Professor Wei Shen Lim, chairman of the Joint Committee on Vaccination and Immunisation (JCVI), told the committee: “In terms of protecting people within a constrained vaccine supply, the estimates are that we have to vaccinate only about 250 people aged over 80 to save one life.

“For care home residents, we only need to vaccinate somewhere between 25 to 45 care home residents to save one life.

“If you were trying to vaccinate, for example, train operators, then you would have to vaccinate many thousand train operators to save a life.”

“It doesn’t mean that that’s not important, but it’s weighing up the values there. That’s a policy decision as to what value one wants to weigh up.

Vaccine deployment minister Nadhim Zahawi said that it was his “instinct” that frontline key workers would be next in line for the vaccine after the most at-risk were immunised but said the Government would be guided by the JCVI.

“The reason the JCVI have given us the priority list, the nine categories, is because actually the thing you want to do is to cut mortality – people dying from the virus,” he told the committee.

“The JCVI are best-placed to look at this in terms of looking at where do we go next.

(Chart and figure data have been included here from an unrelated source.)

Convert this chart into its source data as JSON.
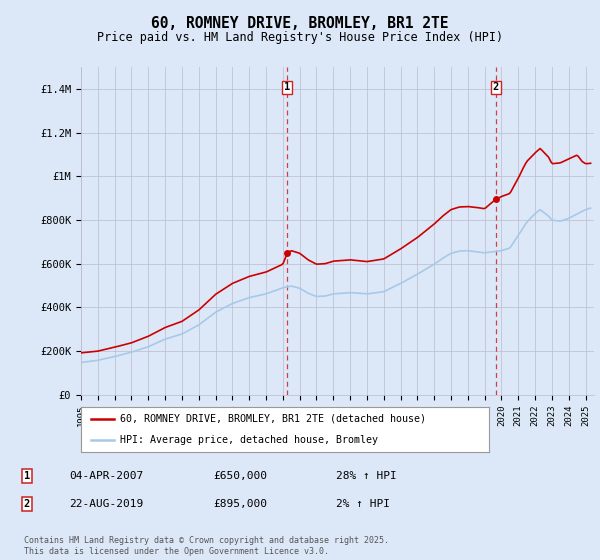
{
  "title": "60, ROMNEY DRIVE, BROMLEY, BR1 2TE",
  "subtitle": "Price paid vs. HM Land Registry's House Price Index (HPI)",
  "ylabel_ticks": [
    "£0",
    "£200K",
    "£400K",
    "£600K",
    "£800K",
    "£1M",
    "£1.2M",
    "£1.4M"
  ],
  "ytick_values": [
    0,
    200000,
    400000,
    600000,
    800000,
    1000000,
    1200000,
    1400000
  ],
  "ylim": [
    0,
    1500000
  ],
  "legend_line1": "60, ROMNEY DRIVE, BROMLEY, BR1 2TE (detached house)",
  "legend_line2": "HPI: Average price, detached house, Bromley",
  "annotation1_label": "1",
  "annotation1_date": "04-APR-2007",
  "annotation1_price": "£650,000",
  "annotation1_hpi": "28% ↑ HPI",
  "annotation2_label": "2",
  "annotation2_date": "22-AUG-2019",
  "annotation2_price": "£895,000",
  "annotation2_hpi": "2% ↑ HPI",
  "footer": "Contains HM Land Registry data © Crown copyright and database right 2025.\nThis data is licensed under the Open Government Licence v3.0.",
  "sale_color": "#cc0000",
  "hpi_color": "#a8c8e8",
  "background_color": "#dce8f8",
  "plot_bg": "#dce8f8",
  "vline_color": "#cc2222",
  "grid_color": "#bbbbcc",
  "sale1_x": 2007.27,
  "sale1_y": 650000,
  "sale2_x": 2019.65,
  "sale2_y": 895000,
  "xmin": 1995,
  "xmax": 2025.5
}
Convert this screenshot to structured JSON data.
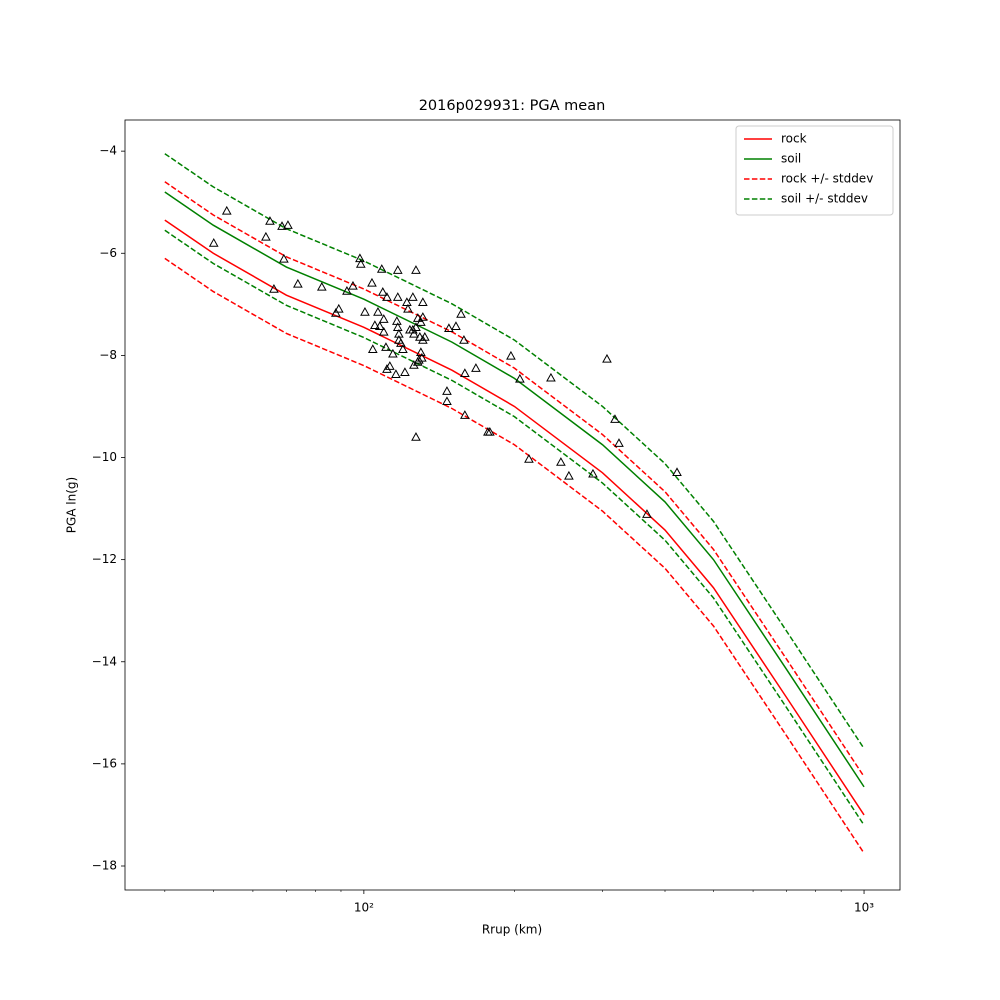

“Now, my instinct is to say, rightly so that those who are most likely to come into contact with a viral load – teachers, shop workers, policemen and women would be the highest risk of getting the virus, and therefore they’re the ones we should focus on, but I would very much be guided by the JCVI.”

Dr Mary Ramsay, head of immunisation at Public Health England, said that in order to keep services running it would be a “societal decision” on which key workers are next prioritised for a vaccine.

She told MPs: “The issue is probably not about mortality but more about the resilience of the workforce.

“That, actually, is a decision that probably is beyond the health data that we normally work with.

“I think there will be other factors that we would have to consider at that time and it’s almost a societal decision, I guess, on which occupations are the ones that we most want to protect in order to keep our society going.”

But a plea has been made by AstraZeneca to get all those involved in the vaccine development and manufacture to receive the vaccine urgently.

Mene Pangalos, executive vice president of biopharmaceuticals research and development at AstraZeneca, said: “One of the things that I’m worried about is actually maintaining a continuous supply and work on this vaccine.

“Of course, with the outbreak and the pandemic where it is – I feel it’s critical to the people that are working on this vaccine are actually immunised.

“Because if you have an outbreak at one of the centres – which we’ve had actually – or in one of the groups in Oxford (that) is working on new variants, or the people that are working on the regulatory files – everything stops.

“This is a concern that I have and so again we’re pushing to try and get our key workers that are working on the vaccine project immunised to try and prevent these outbreaks.”